I would not go so far as to call a ball python arboreal or even call them tree dwellers. I think ball pythons will climb on things as they are cruising through the savannah. It is not like they will come across a shrub or tree and think "I need to find another way around or I may fall if I climb up that thing". The fact is they can live long and healthy lives on the ground in tubs and cages. Adding enrichment items like branches and vines and other things to climb just helps to give them options to scoot around but going so far as adding or inferring the word "need" into the equation might be a bit of a stretch. Finding something somewhere does not mean it lives in that location.

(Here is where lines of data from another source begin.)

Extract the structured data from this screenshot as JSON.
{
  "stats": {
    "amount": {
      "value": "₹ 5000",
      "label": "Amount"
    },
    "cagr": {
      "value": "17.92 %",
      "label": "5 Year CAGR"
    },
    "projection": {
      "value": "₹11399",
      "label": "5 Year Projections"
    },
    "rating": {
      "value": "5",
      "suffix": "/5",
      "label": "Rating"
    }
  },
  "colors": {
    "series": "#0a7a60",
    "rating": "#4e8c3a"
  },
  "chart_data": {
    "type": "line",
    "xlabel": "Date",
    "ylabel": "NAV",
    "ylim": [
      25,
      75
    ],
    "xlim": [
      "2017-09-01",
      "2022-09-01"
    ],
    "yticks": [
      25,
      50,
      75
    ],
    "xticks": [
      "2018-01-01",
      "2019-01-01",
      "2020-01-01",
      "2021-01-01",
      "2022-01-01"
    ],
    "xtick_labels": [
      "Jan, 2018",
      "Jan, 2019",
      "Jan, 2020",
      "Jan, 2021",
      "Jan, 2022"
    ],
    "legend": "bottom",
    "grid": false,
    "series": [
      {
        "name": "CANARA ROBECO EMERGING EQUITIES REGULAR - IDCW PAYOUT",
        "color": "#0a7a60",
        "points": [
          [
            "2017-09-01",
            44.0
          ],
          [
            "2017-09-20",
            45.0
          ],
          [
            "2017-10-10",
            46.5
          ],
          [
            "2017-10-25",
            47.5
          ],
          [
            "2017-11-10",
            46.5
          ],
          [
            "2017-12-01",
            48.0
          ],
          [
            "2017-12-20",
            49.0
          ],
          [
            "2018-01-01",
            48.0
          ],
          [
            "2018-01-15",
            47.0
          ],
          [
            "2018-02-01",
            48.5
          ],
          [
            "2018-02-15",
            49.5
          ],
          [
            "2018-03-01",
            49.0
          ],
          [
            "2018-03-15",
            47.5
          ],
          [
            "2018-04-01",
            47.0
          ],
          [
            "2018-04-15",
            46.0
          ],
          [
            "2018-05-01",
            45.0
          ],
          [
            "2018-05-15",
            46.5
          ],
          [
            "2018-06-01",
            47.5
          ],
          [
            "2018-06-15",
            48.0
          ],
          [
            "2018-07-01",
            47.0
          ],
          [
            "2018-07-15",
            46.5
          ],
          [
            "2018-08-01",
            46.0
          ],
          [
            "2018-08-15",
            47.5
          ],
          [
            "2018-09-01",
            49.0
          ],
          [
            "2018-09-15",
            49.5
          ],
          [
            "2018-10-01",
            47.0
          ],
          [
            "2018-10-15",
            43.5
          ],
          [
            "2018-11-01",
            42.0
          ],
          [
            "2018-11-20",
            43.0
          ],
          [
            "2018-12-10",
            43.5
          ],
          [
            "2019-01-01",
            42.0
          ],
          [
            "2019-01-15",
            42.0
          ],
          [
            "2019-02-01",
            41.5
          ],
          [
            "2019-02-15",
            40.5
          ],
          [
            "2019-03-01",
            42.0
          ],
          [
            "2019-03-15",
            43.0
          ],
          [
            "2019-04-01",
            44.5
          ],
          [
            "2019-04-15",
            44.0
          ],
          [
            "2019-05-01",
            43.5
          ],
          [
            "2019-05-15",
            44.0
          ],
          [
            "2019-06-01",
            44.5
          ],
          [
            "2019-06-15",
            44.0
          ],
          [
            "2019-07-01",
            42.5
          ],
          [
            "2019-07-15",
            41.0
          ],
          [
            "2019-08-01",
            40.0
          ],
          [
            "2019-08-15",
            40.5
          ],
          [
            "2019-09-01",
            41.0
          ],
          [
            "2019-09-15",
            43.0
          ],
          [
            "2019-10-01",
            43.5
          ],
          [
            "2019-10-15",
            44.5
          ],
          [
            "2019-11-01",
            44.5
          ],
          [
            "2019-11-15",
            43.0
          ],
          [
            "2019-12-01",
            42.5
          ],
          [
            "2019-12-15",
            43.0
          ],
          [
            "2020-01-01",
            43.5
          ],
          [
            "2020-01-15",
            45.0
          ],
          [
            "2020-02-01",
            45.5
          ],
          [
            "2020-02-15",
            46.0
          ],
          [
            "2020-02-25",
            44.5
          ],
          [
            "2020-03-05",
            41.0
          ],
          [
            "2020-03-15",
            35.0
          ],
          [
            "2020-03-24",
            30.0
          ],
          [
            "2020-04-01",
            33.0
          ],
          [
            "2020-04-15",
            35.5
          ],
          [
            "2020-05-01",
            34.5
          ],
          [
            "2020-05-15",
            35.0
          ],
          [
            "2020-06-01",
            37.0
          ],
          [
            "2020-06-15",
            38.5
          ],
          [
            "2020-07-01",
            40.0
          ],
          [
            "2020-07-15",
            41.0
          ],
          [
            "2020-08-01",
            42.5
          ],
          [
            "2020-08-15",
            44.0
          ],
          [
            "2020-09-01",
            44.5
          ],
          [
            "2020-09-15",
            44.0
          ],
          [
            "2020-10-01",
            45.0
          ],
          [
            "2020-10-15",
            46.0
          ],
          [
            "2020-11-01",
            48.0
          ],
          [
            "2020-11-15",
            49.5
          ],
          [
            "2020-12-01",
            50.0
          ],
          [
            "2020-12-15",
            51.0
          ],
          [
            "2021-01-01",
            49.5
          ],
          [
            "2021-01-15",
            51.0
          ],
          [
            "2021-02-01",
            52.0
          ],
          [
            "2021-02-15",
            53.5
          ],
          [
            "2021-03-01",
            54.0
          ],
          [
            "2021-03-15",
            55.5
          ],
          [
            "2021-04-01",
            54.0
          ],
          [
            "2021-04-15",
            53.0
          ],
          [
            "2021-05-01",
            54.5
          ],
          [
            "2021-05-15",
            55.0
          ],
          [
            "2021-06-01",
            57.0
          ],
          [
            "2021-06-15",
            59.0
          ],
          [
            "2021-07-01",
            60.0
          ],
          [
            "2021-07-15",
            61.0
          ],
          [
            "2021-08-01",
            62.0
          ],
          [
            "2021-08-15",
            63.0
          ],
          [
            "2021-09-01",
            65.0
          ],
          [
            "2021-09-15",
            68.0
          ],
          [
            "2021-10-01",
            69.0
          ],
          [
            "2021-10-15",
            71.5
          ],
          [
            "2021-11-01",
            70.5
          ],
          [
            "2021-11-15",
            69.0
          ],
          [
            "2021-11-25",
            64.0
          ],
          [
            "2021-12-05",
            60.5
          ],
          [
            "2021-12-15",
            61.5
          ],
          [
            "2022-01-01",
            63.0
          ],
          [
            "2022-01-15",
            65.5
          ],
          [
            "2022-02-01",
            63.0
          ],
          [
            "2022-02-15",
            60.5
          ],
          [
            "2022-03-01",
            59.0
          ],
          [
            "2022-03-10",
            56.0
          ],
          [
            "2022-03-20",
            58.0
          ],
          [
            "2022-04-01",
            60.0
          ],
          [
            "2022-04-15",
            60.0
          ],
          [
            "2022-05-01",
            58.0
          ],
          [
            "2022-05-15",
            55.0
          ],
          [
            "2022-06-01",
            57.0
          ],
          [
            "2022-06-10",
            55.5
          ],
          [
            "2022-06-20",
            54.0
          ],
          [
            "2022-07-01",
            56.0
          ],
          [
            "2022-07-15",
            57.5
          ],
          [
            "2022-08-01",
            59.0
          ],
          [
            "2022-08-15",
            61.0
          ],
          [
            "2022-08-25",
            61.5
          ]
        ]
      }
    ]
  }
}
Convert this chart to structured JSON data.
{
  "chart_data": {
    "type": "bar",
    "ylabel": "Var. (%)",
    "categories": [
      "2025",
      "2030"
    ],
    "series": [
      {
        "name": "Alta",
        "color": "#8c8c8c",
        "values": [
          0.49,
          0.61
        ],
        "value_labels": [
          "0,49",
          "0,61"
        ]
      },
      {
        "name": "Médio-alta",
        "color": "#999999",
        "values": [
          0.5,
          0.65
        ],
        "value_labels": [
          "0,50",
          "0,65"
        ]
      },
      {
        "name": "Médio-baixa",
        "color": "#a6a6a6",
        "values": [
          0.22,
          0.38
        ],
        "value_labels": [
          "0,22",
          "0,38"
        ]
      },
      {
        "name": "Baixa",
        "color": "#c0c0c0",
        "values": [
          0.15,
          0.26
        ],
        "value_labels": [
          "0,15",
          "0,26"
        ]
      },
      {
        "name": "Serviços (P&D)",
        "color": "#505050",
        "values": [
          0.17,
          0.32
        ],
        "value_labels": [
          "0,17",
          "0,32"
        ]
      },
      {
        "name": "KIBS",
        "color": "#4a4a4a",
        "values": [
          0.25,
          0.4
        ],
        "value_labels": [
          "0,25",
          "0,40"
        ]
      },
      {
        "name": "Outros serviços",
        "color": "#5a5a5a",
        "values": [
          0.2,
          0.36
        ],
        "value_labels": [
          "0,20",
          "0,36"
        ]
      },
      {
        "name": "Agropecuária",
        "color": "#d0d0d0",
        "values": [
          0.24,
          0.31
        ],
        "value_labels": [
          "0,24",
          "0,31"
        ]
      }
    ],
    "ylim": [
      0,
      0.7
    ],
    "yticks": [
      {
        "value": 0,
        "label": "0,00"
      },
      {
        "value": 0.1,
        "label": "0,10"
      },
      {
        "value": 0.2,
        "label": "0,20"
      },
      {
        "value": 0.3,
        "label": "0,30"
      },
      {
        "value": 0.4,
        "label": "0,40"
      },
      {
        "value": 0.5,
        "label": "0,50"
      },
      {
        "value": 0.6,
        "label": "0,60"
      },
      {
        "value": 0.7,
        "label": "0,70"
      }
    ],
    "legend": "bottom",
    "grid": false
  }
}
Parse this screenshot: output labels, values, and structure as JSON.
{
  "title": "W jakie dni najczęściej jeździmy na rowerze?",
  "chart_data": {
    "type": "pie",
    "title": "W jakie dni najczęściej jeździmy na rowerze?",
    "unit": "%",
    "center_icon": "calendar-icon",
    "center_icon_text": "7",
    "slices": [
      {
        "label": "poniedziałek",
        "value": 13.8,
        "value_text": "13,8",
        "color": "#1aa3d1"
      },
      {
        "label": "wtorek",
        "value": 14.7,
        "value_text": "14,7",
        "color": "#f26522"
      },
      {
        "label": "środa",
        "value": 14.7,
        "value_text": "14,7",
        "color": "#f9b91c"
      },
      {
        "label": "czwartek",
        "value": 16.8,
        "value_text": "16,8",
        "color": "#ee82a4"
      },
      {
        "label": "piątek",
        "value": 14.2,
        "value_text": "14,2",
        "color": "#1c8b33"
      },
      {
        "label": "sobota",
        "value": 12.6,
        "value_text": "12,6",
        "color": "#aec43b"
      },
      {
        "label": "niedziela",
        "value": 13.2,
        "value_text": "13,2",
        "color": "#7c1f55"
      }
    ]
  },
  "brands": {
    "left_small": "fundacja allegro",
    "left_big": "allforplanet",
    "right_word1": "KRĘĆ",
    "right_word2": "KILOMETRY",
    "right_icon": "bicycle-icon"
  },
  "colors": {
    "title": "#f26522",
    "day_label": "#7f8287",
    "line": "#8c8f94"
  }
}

Let's take my rosy boa for example. They are ground and crevice dwelling snakes as shown from years of scientific research and the desert like conditions (chaparral actually) they live in. When I pick mine up, aside from trying to bite me because he is crazy food driven, he climbs. Should I now assume he must be a tree climbing snake? Nope, do I provide him things in his cage to climb and did I observe him climbing to the lip of the top of the cage when I got him? Yes.
There are more than just trees in these snakes habitats and they will climb over. in, around, and through them. Termite mounds for example are pretty tall and they need often to climb up to find an opening. Let's not call these snakes semi arboreal as they simply are not physically designed for it. They are terrestrial snakes but even terrestrial snake can climb. You want to see an arboreal snake, check out a green tree python, carpet python, or certain rat snakes.
Let's admit enrichment items are a beneficial bonus but not something that withholding is going to lead to anxiety or depression as seen in other animals like dogs.